The start and end times for processing a request are also required. The docs say that using at least millisecond resolution is a good idea, so I decided to do exactly that. NominalDiffTime, which is what getPOSIXTime produces, supports a resolution of picoseconds (though I doubt my system's clock does) which requires a bit of (type-based) converting.

mkTimeInMilli :: IO Milli
mkTimeInMilli = ndfToMilli <$> getPOSIXTime
  where
    ndfToMilli = fromRational . toRational

The last support function needed is one that creates the segment. Just building the JSON object, using aeson's object, is enough at this point.
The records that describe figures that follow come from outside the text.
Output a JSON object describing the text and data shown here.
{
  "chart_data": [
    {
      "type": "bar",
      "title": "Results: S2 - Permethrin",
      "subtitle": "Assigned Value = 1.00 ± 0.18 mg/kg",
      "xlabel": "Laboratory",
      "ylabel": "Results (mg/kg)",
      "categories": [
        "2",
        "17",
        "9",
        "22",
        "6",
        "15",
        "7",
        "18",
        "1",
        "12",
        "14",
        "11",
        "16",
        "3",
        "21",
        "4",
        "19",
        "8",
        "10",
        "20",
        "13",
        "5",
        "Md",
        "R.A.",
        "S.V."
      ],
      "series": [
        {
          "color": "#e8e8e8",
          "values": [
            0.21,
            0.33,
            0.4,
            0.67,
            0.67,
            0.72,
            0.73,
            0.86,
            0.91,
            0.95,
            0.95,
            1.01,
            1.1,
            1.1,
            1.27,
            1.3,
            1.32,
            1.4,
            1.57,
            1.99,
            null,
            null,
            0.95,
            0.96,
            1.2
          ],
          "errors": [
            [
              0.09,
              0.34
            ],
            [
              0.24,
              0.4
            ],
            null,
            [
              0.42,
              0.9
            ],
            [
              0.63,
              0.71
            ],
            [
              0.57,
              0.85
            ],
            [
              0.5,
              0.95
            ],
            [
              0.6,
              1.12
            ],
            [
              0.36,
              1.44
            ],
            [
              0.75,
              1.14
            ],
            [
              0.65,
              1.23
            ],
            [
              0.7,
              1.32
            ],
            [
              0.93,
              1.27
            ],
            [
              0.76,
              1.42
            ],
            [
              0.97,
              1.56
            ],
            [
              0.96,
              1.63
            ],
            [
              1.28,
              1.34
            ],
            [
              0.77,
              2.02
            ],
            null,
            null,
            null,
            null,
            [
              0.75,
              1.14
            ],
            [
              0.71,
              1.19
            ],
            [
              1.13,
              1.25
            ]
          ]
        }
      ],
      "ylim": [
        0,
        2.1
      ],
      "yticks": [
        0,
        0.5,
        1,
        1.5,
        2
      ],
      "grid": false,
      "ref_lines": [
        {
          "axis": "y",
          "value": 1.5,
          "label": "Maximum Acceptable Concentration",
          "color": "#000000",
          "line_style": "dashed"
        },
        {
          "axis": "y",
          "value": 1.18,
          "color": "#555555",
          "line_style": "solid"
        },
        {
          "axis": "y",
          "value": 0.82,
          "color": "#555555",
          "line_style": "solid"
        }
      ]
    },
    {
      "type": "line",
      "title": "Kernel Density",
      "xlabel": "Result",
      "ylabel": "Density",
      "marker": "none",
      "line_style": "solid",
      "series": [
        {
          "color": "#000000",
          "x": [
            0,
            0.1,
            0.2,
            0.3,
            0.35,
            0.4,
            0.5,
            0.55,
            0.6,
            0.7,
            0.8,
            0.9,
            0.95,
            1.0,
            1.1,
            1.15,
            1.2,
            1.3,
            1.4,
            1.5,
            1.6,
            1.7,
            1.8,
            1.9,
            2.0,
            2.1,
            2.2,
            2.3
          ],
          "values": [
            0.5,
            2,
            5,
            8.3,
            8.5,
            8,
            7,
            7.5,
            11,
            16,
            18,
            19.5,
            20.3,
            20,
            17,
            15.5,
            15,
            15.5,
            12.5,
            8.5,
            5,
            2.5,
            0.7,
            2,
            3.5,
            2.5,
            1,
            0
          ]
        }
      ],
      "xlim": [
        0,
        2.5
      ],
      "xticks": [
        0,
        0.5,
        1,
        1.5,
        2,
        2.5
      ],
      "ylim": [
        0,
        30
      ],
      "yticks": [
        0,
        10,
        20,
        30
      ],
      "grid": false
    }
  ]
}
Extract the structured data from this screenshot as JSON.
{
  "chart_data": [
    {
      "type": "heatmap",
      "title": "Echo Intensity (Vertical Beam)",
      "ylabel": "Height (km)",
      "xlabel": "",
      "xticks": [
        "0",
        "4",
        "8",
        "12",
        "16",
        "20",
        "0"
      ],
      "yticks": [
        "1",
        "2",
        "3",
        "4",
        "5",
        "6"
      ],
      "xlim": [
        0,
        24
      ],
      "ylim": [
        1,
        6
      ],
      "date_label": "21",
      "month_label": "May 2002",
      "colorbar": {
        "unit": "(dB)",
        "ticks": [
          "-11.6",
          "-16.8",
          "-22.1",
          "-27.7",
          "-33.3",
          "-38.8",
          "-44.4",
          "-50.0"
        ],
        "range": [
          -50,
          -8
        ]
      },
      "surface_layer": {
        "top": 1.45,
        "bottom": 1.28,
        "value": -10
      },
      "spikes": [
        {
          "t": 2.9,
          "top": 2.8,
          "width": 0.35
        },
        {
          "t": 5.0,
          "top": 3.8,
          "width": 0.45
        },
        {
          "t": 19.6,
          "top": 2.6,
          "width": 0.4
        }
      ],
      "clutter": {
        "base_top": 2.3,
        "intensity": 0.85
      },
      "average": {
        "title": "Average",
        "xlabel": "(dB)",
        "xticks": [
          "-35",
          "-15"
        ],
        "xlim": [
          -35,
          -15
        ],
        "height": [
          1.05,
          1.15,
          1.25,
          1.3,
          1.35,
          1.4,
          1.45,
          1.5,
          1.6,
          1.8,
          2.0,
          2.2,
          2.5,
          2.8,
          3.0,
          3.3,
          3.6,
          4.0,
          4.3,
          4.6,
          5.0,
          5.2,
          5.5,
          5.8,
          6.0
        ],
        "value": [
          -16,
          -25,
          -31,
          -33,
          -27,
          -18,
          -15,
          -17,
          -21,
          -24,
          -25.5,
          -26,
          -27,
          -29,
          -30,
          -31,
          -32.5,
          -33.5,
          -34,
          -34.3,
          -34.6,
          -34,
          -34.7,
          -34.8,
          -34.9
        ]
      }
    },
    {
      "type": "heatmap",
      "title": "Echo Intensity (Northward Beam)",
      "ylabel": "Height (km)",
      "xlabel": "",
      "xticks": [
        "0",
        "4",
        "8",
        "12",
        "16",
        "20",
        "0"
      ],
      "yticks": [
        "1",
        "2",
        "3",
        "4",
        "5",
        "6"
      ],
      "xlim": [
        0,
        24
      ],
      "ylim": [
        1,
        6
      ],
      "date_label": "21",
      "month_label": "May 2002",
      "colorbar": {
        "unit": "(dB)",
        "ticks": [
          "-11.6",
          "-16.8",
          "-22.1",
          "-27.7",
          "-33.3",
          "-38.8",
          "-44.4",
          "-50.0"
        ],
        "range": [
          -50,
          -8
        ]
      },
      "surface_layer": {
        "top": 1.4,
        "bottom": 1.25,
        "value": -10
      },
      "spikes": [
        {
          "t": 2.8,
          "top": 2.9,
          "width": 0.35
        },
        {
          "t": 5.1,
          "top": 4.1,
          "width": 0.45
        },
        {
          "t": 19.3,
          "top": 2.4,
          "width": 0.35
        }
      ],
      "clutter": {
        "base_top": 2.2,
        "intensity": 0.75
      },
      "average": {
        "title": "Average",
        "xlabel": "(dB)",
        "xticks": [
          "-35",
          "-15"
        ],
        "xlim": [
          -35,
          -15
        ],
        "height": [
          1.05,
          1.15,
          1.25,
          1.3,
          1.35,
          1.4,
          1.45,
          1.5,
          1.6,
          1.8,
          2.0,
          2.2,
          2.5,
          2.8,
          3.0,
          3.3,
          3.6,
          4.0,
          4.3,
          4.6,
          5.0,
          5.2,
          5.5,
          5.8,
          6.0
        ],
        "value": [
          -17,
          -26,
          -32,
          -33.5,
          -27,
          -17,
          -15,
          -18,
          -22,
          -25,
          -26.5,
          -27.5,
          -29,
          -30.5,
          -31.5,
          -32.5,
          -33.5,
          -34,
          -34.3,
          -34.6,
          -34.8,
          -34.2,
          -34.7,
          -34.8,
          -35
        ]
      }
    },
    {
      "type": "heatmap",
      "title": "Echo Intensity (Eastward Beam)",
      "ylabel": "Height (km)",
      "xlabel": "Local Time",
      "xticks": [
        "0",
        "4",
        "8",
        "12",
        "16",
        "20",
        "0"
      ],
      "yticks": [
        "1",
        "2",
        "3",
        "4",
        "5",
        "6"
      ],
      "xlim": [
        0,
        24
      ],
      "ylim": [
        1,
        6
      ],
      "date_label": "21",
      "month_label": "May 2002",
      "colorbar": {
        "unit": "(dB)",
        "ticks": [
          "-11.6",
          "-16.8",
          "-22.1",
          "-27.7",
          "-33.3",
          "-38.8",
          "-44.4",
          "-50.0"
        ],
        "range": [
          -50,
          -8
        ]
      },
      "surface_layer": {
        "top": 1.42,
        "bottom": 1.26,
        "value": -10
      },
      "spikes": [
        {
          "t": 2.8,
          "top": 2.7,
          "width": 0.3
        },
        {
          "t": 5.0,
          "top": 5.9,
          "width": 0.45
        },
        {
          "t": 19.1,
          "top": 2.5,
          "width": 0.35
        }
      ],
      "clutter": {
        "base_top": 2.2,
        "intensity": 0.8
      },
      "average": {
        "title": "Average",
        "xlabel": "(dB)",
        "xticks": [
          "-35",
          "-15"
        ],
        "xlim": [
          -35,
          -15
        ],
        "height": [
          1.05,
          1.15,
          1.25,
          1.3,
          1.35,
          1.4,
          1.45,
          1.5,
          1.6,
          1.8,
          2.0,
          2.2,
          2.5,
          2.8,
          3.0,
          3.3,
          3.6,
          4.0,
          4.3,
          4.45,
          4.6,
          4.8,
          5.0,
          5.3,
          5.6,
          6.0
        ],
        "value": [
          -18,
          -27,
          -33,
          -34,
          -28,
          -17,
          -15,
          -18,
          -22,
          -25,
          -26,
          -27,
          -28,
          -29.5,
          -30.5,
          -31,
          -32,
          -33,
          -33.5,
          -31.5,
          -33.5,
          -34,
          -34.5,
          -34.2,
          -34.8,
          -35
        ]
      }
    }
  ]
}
mkSegment :: Text -> Text -> Milli -> Milli -> (Text, Maybe Text) -> Value
mkSegment name id startTime endTime (root, parent) =
  object $ [ "name" .= name
           , "id" .= id
           , "trace_id" .= root
           , "start_time" .= startTime
           , "end_time" .= endTime
           ] <> p
  where
    p = maybe [] (\ v -> ["parent_id" .= v]) parent

Armed with all this, I can now put together a WAI middleware that

  1. records the start time of the call
  2. processes the request
  3. sends off the response and keeps the result of it
  4. records the end time
  5. parses the tracing header
  6. builds the segment prepended with the X-Ray daemon header
  7. sends the segment to the X-Ray daemon
traceId :: Text -> Middleware
traceId xrayName app req sendResponse = do
  startTime <- mkTimeInMilli
  app req $ \ res -> do
    rr <- sendResponse res
    endTime <- mkTimeInMilli
    theId <- T.pack . (\ v -> showHex v "") <$> randomIO @Word64
    let traceParts = (decodeUtf8 <$> requestHeaderTraceId req) >>= parseXRayTraceIdHdr
        segment = mkSegment xrayName theId startTime endTime <$> traceParts
    case segment of
      Nothing -> pure ()
      Just segment' -> sendXRayPayload $ toStrict $ prepareXRayPayload segment'
    pure rr

  where
    prepareXRayPayload segment =
      let header = object ["format" .= ("json" :: String), "version" .= (1 :: Int)]
      in encode header <> "\n" <> encode segment

    sendXRayPayload payload = do
      addrInfos <- S.getAddrInfo Nothing (Just "127.0.0.1") (Just "2000")
      case addrInfos of
        [] -> pure () -- silently skip
        (xrayAddr:_) -> do
          sock <- S.socket (S.addrFamily xrayAddr) S.Datagram S.defaultProtocol
          S.connect sock (S.addrAddress xrayAddr)
          sendAll sock payload
          S.close sock

The next step will be to instrument the actual processing. The service I'm instrumenting is asynchronous, so all the work happens after the response has been sent. My plan for this is to use subsegments to record it. That means I'll have to

I'm saving that work for a rainy day though, or rather, for a day when I'm so upset at Clojure that I don't want to see another parenthesis.

Edit (2020-04-10): Corrected the segment field name for the parent ID, it should be parent_id.